2000 – Encouraged by the remarkable return to health of patients in the pilot AIDS treatment project, ZL launches the HIV Equity Initiative to expand treatment to as many patients as possible. Drawing on PIH’s experience treating multidrug-resistant tuberculosis in Peru, the HIV Equity Initiative codifies clinical criteria for beginning AIDS therapy; trains community health workers to deliver antiretroviral drugs under the same model used to treat tuberculosis in Haiti and Peru; and negotiates for preferential pricing and generic medicines on the international market, thereby decreasing the average annual cost of treatment from over $10,000 to $325 per patient. An ophthalmic clinic is built in Cange.

2001 – On August 24, more than 2,000 healthcare providers, patients, and social justice activists who have gathered for the annual human rights symposium at our hospital in Cange issue The Cange Declaration on health and human rights. "We have a message for the people who are here and for those who are able to hear our plea," the Declaration states. "We are seeking your solidarity. The battle we are engaged in -- to find adequate care for those with AIDS, tuberculosis, and other illnesses -- is the same as the combat that has been waged by other victimized people over time so everyone can live as a human being." A group of about 60 patients living with HIV had met in the days prior to the symposium to prepare a declaration regarding the right of poor people with AIDS to modern, effective therapy.

2002 – In a strong endorsement of PIH's community-based approach, Haiti receives one of the first grants from the Global Fund to Fight AIDS, Tuberculosis, and Malaria, thus enabling ZL to expand comprehensive medical services, including AIDS treatment, across the Central Plateau and revitalize the public health sector. New funding from the U.S. Centers for Disease Control and Prevention (CDC) and the President's Emergency Plan for AIDS Relief (PEPFAR) supports further expansion of HIV treatment and prevention efforts.

2003 – PIH opens clinics in four new locations in the Central Plateau: Lascahobas, where we inaugurated rural Haiti’s second fully outfitted AIDS clinic; Boucan Carre, where we renovated and equipped an abandoned hospital; and Belladere and Thomonde, where we opened or refurbished clinics. ZL is selected as the site for the CDC’s new initiative to establish a Caribbean training center for AIDS care and treatment. By the end of 2003, ZL is monitoring more than 7,000 HIV-positive patients; of these, more than 700 receive supervised antiretroviral therapy.
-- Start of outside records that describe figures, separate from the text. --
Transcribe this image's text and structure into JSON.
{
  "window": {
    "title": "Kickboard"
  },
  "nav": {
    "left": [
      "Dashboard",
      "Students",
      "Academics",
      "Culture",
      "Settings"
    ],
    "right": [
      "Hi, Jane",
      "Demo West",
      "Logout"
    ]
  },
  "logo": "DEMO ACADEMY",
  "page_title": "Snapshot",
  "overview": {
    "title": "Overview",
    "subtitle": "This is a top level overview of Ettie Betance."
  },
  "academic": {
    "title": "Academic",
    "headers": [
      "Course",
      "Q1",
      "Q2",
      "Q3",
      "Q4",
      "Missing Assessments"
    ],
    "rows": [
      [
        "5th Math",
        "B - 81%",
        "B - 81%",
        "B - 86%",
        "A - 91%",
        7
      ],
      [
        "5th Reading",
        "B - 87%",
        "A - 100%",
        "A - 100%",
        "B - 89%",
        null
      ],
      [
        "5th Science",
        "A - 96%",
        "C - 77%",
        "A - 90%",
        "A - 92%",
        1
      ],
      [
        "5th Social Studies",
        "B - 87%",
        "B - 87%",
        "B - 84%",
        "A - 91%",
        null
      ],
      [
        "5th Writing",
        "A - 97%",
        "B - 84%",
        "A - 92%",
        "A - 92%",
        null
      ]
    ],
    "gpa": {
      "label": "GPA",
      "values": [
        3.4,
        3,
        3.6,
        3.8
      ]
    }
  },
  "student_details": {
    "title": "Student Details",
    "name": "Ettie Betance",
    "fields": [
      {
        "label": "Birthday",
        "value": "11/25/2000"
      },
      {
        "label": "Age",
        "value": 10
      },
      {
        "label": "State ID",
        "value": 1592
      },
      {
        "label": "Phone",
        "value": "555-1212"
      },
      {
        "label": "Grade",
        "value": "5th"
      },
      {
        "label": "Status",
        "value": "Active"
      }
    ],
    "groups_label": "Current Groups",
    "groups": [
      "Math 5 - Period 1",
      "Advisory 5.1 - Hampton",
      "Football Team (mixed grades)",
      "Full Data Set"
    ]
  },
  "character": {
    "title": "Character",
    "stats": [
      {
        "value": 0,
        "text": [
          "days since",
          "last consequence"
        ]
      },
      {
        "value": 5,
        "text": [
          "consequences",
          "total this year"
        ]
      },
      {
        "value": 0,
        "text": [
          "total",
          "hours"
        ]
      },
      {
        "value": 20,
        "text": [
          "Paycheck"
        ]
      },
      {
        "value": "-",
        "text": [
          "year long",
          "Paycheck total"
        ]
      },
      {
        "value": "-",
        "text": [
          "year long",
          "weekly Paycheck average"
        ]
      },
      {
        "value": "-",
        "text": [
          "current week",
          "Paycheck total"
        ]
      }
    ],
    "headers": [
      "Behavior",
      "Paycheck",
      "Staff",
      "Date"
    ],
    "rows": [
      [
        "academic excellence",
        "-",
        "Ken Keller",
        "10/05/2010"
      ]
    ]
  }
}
Tungiasis Mobile Clinic2004 – PIH/ZL’s first site in Cange now houses a sprawling sociomedical complex boasting a full-service hospital (Clinique Bon Sauveur) with 104 beds and two operating rooms, adult and pediatric inpatient wards; infectious disease, ophthalmology, and general medicine clinics; and a women’s health center. ZL records an average of 350 patient visits per day in Cange, where it also operates a dozen schools, a Red Cross blood bank and housing, social services, and community health programs. Growth continues at our satellite sites as well. Patient visits reach 150 per day In Belladère, after we refurbish a Ministry of Health hospital, build an operating room and establish mobile clinics to address the needs of the migrant population. Boucan Carré records another 250 patient visits per day, many of them at a new 12-bed public hospital constructed and inaugurated in collaboration with the Ministry of Health. Other new initiatives in Boucan Carré include construction of a 14-room staff dormitory and operating room and the launch of a nutrition program, a bakery and a reforestation project.
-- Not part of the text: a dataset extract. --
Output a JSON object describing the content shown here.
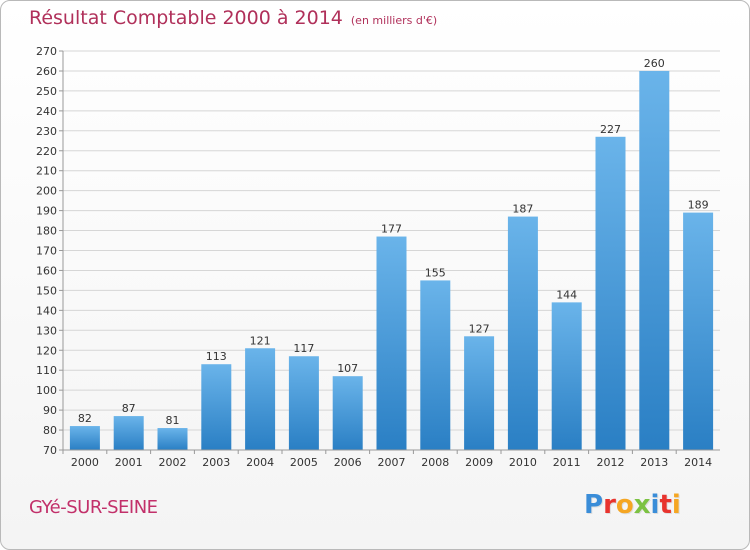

2005 – ZL continues its expansion across Haiti's Central Plateau and beyond. A new hospital opens in Cerca La Source, complete with two large wards, a pharmacy, a drug warehouse, a laboratory, x-ray equipment and offices. ZL enrolls its first patients for antiretroviral therapy at two clinics in the neighboring Artibonite region. The number of patient visits at all ZL clinics and hospitals increases to more than 1.1 million, not including an estimated 1.4 million home visits by accompagnateurs.